G.                    Le Tribunal administratif a tenu audience le 4 septembre 2000 à Gingins. Ont participé à cette audience les époux Parillo, le recourant Van Uchelen, tous assistés de l'avocat Bovay, le syndic Maurice Juillerat ainsi que les conseillers municipaux Dassonville et Gicot, assistés de l'avocat Alexandre Bonnard, et enfin Françoise Eude (qui a dû quitter l'audience avant la fin de l'inspection locale) assistée du conseil des intimés. L'architecte Niederhauser a également participé à l'audience. Le tribunal a procédé à une inspection locale sur la parcelle litigieuse et dans le bâtiment inachevé des époux Parillo, ainsi que dans le jardin de la maison d'un des intimés, d'où les constructions litigieuses sont en partie cachées par une haie.

                        Les recourants ont produit un devis chiffrant à 55'300 francs le coût qu'impliquerait l'exécution des travaux prévu par la seconde enquête complémentaire (abaissement de l'avant-toit du bâtiment sud).

Considérant en droit:

1.                     Les recourants demandent l'annulation de la décision du 21 mai 2001 en tant qu'elle révoque le permis de construire délivré le 15 décembre 1999.

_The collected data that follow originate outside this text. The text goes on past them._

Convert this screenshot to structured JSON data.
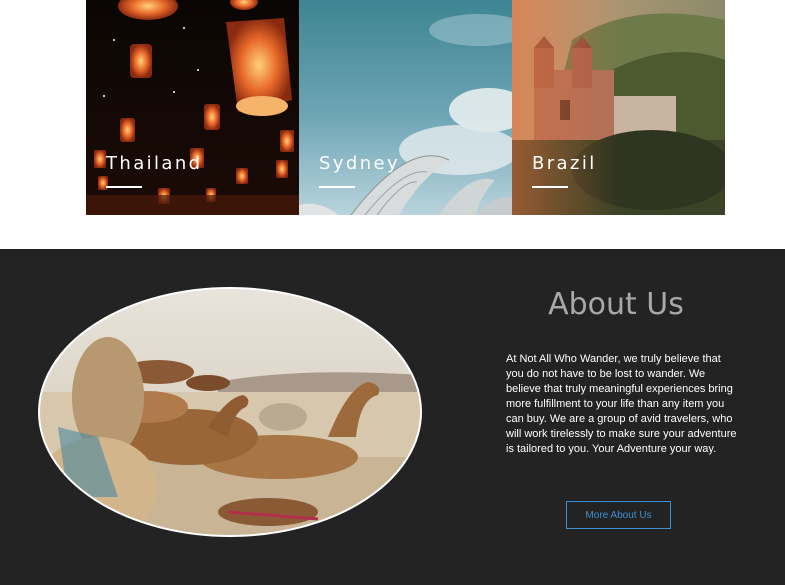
{
  "destinations": [
    {
      "label": "Thailand"
    },
    {
      "label": "Sydney"
    },
    {
      "label": "Brazil"
    }
  ],
  "about": {
    "title": "About Us",
    "body": "At Not All Who Wander, we truly believe that you do not have to be lost to wander. We believe that truly meaningful experiences bring more fulfillment to your life than any item you can buy. We are a group of avid travelers, who will work tirelessly to make sure your adventure is tailored  to you. Your Adventure your way.",
    "button_label": "More About Us"
  },
  "colors": {
    "section_bg": "#232323",
    "accent": "#3d8fd4",
    "title": "#a8a8a8"
  }
}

                        Comme le Tribunal fédéral l'a rappelé dans un arrêt 1P.32/1992 du 15 avril 1992 (concernant l'arrêt AC 00/7553 du 12 décembre 1991 publié dans RDAF 1993 p. 144), l'intérêt public peut exiger que les décisions administratives soient rectifiées lorsqu'elles ne sont pas conformes au droit objectif. La modification d'une décision en force, en d'autres termes sa révocation, ne relève naturellement pas du pouvoir discrétionnaire de l'administration mais présuppose des raisons impérieuses (cf. Claude Rouiller, La protection de l'individu contre l'arbitraire de l'Etat, RDS 106 (1987), vol. II, p. 335). L'autorité doit mettre en balance d'une part l'intérêt à une application correcte du droit objectif, d'autre part les exigences de la sécurité du droit et de la stabilité des relations juridiques. Celles-ci l'emportent en principe lorsque la décision en cause a créé un droit subjectif au profit de l'administré, lorsque celui-ci a déjà fait usage d'une autorisation obtenue, ou encore lorsque la décision est le fruit d'une procédure au cours de laquelle les divers intérêts en présence ont fait l'objet d'un examen approfondi (ATF 115 Ib 155 consid. 3a). Le titulaire du permis de construire n'acquiert pas un droit public subjectif qui le placerait dans une situation faisant en principe obstacle à sa révocation (ATF 103 Ib 208 consid. Sa; cf. Rouiller, op. cit., p. 332). En revanche, l'octroi d'une telle autorisation fait l'objet d'une procédure ouvrant largement le droit d'opposition des intéressés et permettant à l'autorité de statuer après une analyse de tous les intérêts déterminants (cf. Benoît Bovay, Le permis de construire en droit vaudois, 2e éd., Lausanne 1988, p. 216). Ces principes ne sont cependant pas absolus et la révocation peut intervenir dans une des trois hypothèses précitées lorsqu'elle est commandée par un intérêt public particulièrement important (ATF 115 Ib 155 consid. 3a, 107 Ib 37 consid. 4a).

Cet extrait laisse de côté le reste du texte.